Carbohydrates are essential for giving your body energy.  But we have previously emphasized the importance of choosing healthier carbohydrates – that is, those without added fat and sugar. Otherwise, your choices can easily do you more harm than good.

Your brain needs these elements to regulate many of its basic processes, in addition to providing an energy store. It is interesting to note that because carbohydrates stimulate the body’s production of insulin, which helps to produce amino acids such as tryptophan, they can be essential for relaxation and reduction of your stress level. And as you know, stress is one of the worst enemies in the fight to maintain an active and healthy brain.

What are the healthiest carbohydrates you can choose?

  • Oats
  • Whole grains
  • Prayers
  • Buckwheat
  • Olive oil
  • Peas

Phosphorus

Mirror Egg With Tomatoes

Phosphorus is very important when it comes to maintaining an active and healthy brain. Thanks to this mineral, your cell membranes and neurons remain strong and resistant, it improves memory function and synaptic connections.  

The relationship between brain health and an appropriate amount of phosphorus is supported by a large amount of research and science. Numerous studies have revealed the importance of this mineral for the production of myelin and many of your basic cognitive functions.

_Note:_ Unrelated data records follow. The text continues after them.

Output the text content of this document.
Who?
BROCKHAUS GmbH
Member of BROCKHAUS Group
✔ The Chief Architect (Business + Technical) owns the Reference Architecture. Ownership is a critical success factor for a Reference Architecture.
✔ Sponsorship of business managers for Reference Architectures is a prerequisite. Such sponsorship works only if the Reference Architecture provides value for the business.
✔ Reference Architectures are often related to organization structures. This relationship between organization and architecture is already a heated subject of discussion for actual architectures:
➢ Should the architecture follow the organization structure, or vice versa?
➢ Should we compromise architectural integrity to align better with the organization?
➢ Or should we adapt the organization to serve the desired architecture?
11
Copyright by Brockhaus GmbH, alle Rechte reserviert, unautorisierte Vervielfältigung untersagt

What foods help you increase your phosphorus intake?

  • Cheese
  • Sardines and seafood
  • Dark chocolate
  • Greek sugar-free yogurt
  • Egg
  • Meat and poultry

Vitamins B6 and B12

Seafood

Did you know that there are two very important vitamins when it comes to maintaining an active and healthy brain? These are B6 and B12 vitamins. They help your brain properly properly form dopamine, serotonin and adrenaline. They also make it possible to metabolize proteins, improve blood flow in the brain and strengthen memory.

Want to find out which foods are rich in B6 and B12 vitamins?

  • Pistachios
  • Bananas
  • Yolk
  • Nuts
  • Seafood
  • Veal and lamb
  • Trout, tuna and sardines
  • Yogurt

5. Zinc

Pumpkin seeds

Zinc is an important mineral for your overall health – not just your brain. It helps care for the skin, promotes wound healing, fights cancer, and even protects you from colds because it promotes the body’s natural immune system.

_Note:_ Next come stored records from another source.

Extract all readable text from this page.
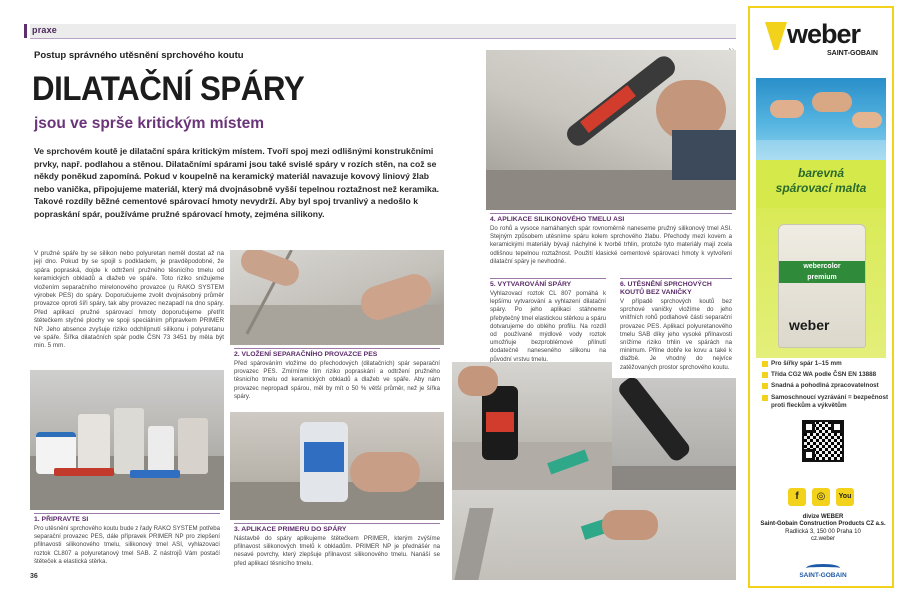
praxe
Postup správného utěsnění sprchového koutu
DILATAČNÍ SPÁRY
jsou ve sprše kritickým místem
Ve sprchovém koutě je dilatační spára kritickým místem. Tvoří spoj mezi odlišnými konstrukčními prvky, např. podlahou a stěnou. Dilatačními spárami jsou také svislé spáry v rozích stěn, na což se někdy poněkud zapomíná. Pokud v koupelně na keramický materiál navazuje kovový liniový žlab nebo vanička, připojujeme materiál, který má dvojnásobně vyšší tepelnou roztažnost než keramika. Takové rozdíly běžné cementové spárovací hmoty nevydrží. Aby byl spoj trvanlivý a nedošlo k popraskání spár, používáme pružné spárovací hmoty, zejména silikony.
V pružné spáře by se silikon nebo polyuretan neměl dostat až na její dno. Pokud by se spojil s podkladem, je pravděpodobné, že spára popraská, dojde k odtržení pružného těsnicího tmelu od keramických obkladů a dlažeb ve spáře. Toto riziko snižujeme vložením separačního mirelonového provazce (u RAKO SYSTEM výrobek PES) do spáry. Doporučujeme zvolit dvojnásobný průměr provazce oproti šíři spáry, tak aby provazec nezapadl na dno spáry. Před aplikací pružné spárovací hmoty doporučujeme přetřít štětečkem styčné plochy ve spoji speciálním přípravkem PRIMER NP. Jeho absence zvyšuje riziko odchlípnutí silikonu i polyuretanu ve spáře. Šířka dilatačních spár podle ČSN 73 3451 by měla být min. 5 mm.
1. PŘIPRAVTE SI
Pro utěsnění sprchového koutu bude z řady RAKO SYSTEM potřeba separační provazec PES, dále přípravek PRIMER NP pro zlepšení přilnavosti silikonového tmelu, silikonový tmel ASI, vyhlazovací roztok CL807 a polyuretanový tmel SAB. Z nástrojů Vám postačí štěteček a elastická stěrka.
2. VLOŽENÍ SEPARAČNÍHO PROVAZCE PES
Před spárováním vložíme do přechodových (dilatačních) spár separační provazec PES. Zmírníme tím riziko popraskání a odtržení pružného těsnicího tmelu od keramických obkladů a dlažeb ve spáře. Aby nám provazec nepropadl spárou, měl by mít o 50 % větší průměr, než je šířka spáry.
3. APLIKACE PRIMERU DO SPÁRY
Nástavbě do spáry aplikujeme štětečkem PRIMER, kterým zvýšíme přilnavost silikonových tmelů k obkladům. PRIMER NP je přednášér na nesavé povrchy, který zlepšuje přilnavost silikonového tmelu. Nanáší se před aplikací těsnicího tmelu.
4. APLIKACE SILIKONOVÉHO TMELU ASI
Do rohů a vysoce namáhaných spár rovnoměrně naneseme pružný silikonový tmel ASI. Stejným způsobem utěsníme spáru kolem sprchového žlabu. Přechody mezi kovem a keramickými materiály bývají náchylné k tvorbě trhlin, protože tyto materiály mají zcela odlišnou tepelnou roztažnost. Použití klasické cementové spárovací hmoty k vytvoření dilatační spáry je nevhodné.
5. VYTVAROVÁNÍ SPÁRY
Vyhlazovací roztok CL 807 pomáhá k lepšímu vytvarování a vyhlazení dilatační spáry. Po jeho aplikaci stáhneme přebytečný tmel elastickou stěrkou a spáru dotvarujeme do oblého profilu. Na rozdíl od používané mýdlové vody roztok umožňuje bezproblémové přilnutí dodatečně naneseného silikonu na původní vrstvu tmelu.
6. UTĚSNĚNÍ SPRCHOVÝCH KOUTŮ BEZ VANIČKY
V případě sprchových koutů bez sprchové vaničky vložíme do jeho vnitřních rohů podlahové části separační provazec PES. Aplikací polyuretanového tmelu SAB díky jeho vysoké přilnavosti snížíme riziko trhlin ve spárách na minimum. Přilne dobře ke kovu a také k dlažbě. Je vhodný do nejvíce zatěžovaných prostor sprchového koutu.
36
weber
SAINT-GOBAIN
barevná
spárovací malta
webercolor
premium
weber
Pro šířky spár 1–15 mm
Třída CG2 WA podle ČSN EN 13888
Snadná a pohodlná zpracovatelnost
Samoschnoucí vyzrávání = bezpečnost proti fleckům a výkvětům
f	◎	You
divize WEBER
Saint-Gobain Construction Products CZ a.s.
Radlická 3, 150 00 Praha 10
cz.weber
SAINT-GOBAIN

You will probably be interested in finding out that zinc is an essential element of memory function and cognitive stability. For example, people who suffer from a deficiency of this mineral often suffer from epilepsy. For these reasons, it is important to always consume sufficient amounts of zinc in your diet. Thanks to it, you will improve the brain’s hippocampus function, improve memory and learning. It’s worth keeping in mind.

Where can you find large amounts of zinc?

  • Oyster
  • Crabs
  • Peanuts
  • Dark chocolate
  • Pumpkin seeds
  • Sesame seeds
  • Wheat germ
  • Lamb

In conclusion, we would like to remind you that in order to maintain an active and healthy brain, in addition to all these nutrients, it requires that you keep your mind going, do things, ignite your curiosity and live a healthy physical life. Try to learn something new every day, strengthen your relationships with those around you, and always maintain your optimism and enthusiasm. 

Keep an eye on your stress level and do not forget to add the above foods to your diet.